From Tuesday this is effectively a merger, with a combined team running an organisation that has promised challenging results to shareholders. But these results can't be achieved by RBS doing things to us; they can only be achieved with us. RBS do not have the management resource to simply sweep in and run NatWest. He himself has been here for three weeks and still got lost on the way to this meeting! They have no hope of running the new business successfully without support from many existing NW people.


I'm sure he is right, but there is a dichotomy here. RBS will have to change things massively to achieve the cost savings they have promised, and they can't do that with all the current management in place. And part of the justification of the bids has been the issue of management competence, an argument I think we have to assume we lost.


In all truth, there have been far too many NW senior managers whose absolute number one priority was the size of their own power base, budget and staff. Hence the trick will be to get rid of the bureaucrats, the timeservers and the self-servers; and identify those who can adapt, be positive and dynamic. However, the problem is that these stars are also the people who are most mobile and flexible and may take the opportunity to get out, particularly if there are attractive redundancy deals available.


Gordon continues, talking about the process he expects RBS to follow. They will almost certainly have management consultants involved. In the first two weeks, the Board level jobs will be decided. Decisions will be taken as to the areas where rapid integration is feasible and desirable, such as Investor Relations and Treasury. Other areas, such as the branch network, may (like Lloyds I TSB) take years to integrate. There will probably then be some sort of competitive interviewing process to fill jobs down to about G1 level (upper middle management.) Once this is done, working parties will spend about 3 months coming up with the detailed integration plans. In the short term, he believes there is more work rather than less. There will be all the business as usual stuff plus the integration work. There will be some exciting opportunities and many of those will undoubtedly come the way of NatWest staff.

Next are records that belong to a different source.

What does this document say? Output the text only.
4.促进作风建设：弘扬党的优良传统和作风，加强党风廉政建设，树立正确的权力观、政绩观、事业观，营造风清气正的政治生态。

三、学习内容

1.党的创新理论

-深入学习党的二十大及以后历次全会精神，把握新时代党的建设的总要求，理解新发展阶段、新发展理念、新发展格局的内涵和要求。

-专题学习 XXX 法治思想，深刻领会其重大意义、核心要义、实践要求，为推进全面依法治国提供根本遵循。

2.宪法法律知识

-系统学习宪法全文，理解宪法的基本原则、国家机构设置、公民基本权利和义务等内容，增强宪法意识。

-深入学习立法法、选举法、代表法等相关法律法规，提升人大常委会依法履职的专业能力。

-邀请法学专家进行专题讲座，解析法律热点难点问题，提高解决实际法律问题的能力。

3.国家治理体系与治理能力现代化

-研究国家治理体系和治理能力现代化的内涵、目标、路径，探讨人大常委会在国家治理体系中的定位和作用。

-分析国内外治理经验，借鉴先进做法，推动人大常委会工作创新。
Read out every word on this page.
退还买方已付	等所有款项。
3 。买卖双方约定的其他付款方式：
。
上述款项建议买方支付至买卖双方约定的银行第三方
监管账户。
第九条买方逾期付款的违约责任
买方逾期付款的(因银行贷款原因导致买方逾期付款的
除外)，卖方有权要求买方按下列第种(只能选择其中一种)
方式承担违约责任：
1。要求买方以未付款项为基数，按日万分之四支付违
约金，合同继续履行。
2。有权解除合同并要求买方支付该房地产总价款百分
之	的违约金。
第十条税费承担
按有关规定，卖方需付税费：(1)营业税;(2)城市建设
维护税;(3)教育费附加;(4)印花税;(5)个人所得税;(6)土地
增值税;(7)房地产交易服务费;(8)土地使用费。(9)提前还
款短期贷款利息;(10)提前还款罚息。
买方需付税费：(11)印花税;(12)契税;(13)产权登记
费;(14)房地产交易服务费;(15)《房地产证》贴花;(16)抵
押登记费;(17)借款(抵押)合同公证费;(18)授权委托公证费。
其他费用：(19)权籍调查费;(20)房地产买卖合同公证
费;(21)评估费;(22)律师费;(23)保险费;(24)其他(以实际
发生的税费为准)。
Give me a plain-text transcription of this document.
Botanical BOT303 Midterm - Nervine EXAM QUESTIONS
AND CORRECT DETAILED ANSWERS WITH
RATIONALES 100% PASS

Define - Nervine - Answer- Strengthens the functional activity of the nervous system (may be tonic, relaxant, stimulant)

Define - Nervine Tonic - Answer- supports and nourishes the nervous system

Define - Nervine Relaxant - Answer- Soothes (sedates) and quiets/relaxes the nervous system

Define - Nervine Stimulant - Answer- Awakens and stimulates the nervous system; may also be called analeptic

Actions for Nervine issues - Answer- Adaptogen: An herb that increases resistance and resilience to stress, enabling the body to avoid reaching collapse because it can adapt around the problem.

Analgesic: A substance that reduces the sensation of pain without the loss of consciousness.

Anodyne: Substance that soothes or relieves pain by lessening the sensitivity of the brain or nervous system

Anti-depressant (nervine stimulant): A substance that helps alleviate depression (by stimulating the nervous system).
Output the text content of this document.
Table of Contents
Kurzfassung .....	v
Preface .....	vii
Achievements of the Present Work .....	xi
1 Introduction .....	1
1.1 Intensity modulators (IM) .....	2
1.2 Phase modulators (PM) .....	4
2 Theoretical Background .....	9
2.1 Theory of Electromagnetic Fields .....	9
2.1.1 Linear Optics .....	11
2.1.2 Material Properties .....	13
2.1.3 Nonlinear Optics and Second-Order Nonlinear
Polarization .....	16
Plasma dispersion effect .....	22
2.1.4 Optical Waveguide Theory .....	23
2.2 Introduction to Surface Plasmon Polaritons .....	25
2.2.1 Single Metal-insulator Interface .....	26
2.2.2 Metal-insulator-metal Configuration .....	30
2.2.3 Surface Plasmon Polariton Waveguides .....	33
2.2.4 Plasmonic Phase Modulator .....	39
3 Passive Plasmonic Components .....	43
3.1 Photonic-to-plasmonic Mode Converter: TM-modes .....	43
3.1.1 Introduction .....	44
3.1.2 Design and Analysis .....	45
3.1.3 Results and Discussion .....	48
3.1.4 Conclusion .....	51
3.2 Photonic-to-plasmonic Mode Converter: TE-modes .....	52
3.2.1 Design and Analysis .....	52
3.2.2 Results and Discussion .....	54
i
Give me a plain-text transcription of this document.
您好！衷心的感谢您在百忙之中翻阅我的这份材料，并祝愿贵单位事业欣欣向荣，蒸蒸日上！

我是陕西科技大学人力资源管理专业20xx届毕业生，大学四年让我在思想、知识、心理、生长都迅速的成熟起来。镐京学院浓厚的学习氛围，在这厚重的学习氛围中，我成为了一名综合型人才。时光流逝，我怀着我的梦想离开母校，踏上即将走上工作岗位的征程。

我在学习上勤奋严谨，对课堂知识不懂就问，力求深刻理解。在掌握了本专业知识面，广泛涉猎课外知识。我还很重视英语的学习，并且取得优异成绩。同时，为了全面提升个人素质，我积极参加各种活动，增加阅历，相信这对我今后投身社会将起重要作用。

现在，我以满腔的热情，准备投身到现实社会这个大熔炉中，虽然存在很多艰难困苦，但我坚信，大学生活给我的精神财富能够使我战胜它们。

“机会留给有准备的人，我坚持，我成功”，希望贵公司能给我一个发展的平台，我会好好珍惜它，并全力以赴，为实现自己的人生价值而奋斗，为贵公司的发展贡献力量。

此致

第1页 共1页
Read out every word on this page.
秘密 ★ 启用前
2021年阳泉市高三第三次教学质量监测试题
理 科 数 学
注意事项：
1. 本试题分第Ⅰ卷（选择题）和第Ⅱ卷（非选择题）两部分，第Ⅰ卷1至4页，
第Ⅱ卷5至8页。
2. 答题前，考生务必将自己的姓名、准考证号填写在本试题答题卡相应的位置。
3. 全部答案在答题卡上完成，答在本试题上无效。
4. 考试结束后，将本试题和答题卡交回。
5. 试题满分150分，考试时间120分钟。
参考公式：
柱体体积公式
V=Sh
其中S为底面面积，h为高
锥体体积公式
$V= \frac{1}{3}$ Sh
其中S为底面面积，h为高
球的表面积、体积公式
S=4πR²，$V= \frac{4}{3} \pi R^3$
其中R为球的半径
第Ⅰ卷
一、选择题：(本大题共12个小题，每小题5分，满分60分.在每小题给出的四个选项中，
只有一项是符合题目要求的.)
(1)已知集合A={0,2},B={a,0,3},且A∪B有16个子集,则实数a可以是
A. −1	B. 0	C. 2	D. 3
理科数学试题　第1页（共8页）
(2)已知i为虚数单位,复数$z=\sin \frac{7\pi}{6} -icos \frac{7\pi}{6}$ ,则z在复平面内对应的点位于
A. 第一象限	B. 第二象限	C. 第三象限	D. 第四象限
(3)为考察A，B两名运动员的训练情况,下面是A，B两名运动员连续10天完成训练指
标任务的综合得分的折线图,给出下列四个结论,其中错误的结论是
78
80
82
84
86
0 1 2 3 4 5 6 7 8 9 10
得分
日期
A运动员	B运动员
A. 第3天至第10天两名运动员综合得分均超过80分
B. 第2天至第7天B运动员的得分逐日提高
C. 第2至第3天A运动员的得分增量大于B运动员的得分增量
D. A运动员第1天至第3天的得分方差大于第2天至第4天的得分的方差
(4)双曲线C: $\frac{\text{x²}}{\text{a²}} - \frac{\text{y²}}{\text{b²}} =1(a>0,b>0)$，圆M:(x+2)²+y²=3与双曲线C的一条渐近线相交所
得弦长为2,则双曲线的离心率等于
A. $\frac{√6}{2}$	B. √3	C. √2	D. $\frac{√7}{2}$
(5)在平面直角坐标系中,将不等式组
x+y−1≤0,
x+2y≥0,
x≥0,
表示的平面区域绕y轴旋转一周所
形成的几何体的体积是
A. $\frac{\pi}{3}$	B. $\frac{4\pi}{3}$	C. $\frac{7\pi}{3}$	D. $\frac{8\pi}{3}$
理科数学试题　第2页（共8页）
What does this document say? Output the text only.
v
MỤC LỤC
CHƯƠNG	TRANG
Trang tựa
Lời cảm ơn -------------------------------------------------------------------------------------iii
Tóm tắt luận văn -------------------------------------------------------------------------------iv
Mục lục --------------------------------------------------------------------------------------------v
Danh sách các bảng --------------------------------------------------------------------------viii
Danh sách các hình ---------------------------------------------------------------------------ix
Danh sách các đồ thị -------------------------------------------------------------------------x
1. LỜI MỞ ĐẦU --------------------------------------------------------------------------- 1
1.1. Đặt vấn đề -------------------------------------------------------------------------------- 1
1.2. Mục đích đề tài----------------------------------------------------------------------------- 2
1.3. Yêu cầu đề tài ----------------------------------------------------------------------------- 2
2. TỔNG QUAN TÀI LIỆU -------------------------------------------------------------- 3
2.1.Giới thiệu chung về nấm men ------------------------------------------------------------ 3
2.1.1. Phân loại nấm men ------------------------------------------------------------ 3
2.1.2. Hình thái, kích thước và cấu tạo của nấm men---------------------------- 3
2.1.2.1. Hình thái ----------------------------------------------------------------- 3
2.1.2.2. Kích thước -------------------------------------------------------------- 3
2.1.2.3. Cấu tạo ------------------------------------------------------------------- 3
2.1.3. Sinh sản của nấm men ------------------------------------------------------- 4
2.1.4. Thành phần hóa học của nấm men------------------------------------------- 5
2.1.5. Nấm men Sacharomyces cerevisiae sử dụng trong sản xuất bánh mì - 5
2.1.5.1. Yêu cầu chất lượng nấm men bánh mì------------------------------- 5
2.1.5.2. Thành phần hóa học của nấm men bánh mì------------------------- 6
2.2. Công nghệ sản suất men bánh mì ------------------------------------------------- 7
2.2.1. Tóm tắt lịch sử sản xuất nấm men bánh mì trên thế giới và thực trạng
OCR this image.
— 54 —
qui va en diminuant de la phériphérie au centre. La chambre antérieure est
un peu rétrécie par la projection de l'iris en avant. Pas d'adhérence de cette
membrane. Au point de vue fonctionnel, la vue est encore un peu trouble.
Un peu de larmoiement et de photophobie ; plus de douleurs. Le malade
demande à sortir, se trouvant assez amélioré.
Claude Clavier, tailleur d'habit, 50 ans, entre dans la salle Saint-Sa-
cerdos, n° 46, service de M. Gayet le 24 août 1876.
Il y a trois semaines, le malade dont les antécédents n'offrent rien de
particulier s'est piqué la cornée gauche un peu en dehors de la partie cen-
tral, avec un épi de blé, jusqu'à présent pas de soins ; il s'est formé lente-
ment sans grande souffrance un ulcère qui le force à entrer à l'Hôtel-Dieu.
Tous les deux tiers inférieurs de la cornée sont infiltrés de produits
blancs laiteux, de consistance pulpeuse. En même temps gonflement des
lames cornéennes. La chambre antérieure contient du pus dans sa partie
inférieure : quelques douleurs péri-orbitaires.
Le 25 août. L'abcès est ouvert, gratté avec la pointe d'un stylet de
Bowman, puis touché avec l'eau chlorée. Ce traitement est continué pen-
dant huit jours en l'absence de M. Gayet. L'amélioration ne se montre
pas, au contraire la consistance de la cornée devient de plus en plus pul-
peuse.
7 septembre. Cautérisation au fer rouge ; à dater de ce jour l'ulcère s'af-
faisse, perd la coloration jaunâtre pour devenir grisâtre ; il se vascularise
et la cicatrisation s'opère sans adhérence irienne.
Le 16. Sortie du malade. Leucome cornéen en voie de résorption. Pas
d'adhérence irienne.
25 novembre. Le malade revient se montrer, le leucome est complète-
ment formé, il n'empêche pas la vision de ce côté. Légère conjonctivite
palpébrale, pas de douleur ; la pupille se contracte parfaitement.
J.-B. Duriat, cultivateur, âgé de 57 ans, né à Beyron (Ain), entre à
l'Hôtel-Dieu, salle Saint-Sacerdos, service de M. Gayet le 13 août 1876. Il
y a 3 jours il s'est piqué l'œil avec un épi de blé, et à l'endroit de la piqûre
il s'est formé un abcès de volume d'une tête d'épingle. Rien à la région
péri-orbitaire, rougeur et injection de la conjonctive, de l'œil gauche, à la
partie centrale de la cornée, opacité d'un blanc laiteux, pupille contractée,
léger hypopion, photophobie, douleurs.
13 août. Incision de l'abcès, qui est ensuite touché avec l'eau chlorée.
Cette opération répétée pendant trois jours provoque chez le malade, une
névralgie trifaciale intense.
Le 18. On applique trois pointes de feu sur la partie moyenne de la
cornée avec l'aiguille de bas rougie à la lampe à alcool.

As he finishes, I hope (thinking as a shareholder) he personally stays. He is very impressive, and I would have thought both his general management experience and his knowledge of the Lloyds I TSB merger would be invaluable to RBS.


There is only one question from the floor. What happens about the sale of the various businesses like Ulster that have been proceeding during this process? Ah, says Sir David, that will probably be high on the agenda for Monday when he meets the RBS people. He then invites us to stay for a glass of wine - ''we need to reduce the stocks in the Lothbury cellars over the next two weeks!"


Well, if the stuff I tried is indicative, we should have no worries about tight Scotsman considering us spendthrift. "Vin Rouge Fruite" was anything but "fruite" and could have powered a small turbine. The white vin de pays de something might have once been just boring but has declined into something decidedly agricultural (and being served tepid does not help.) The third bottle is an Italian white with a very attractive line drawing of a vine on the label, as if to say, "look, it is made out of grapes, honest guv...." It just screams £1.99 bin end. Anyway, at least I am not tempted to linger or drink too much. Apparently, Christopher Fitzgerald is the keeper of the cellars, but unfortunately I am not really on good enough terms with him to ask for a tour. I would love to know what is down there.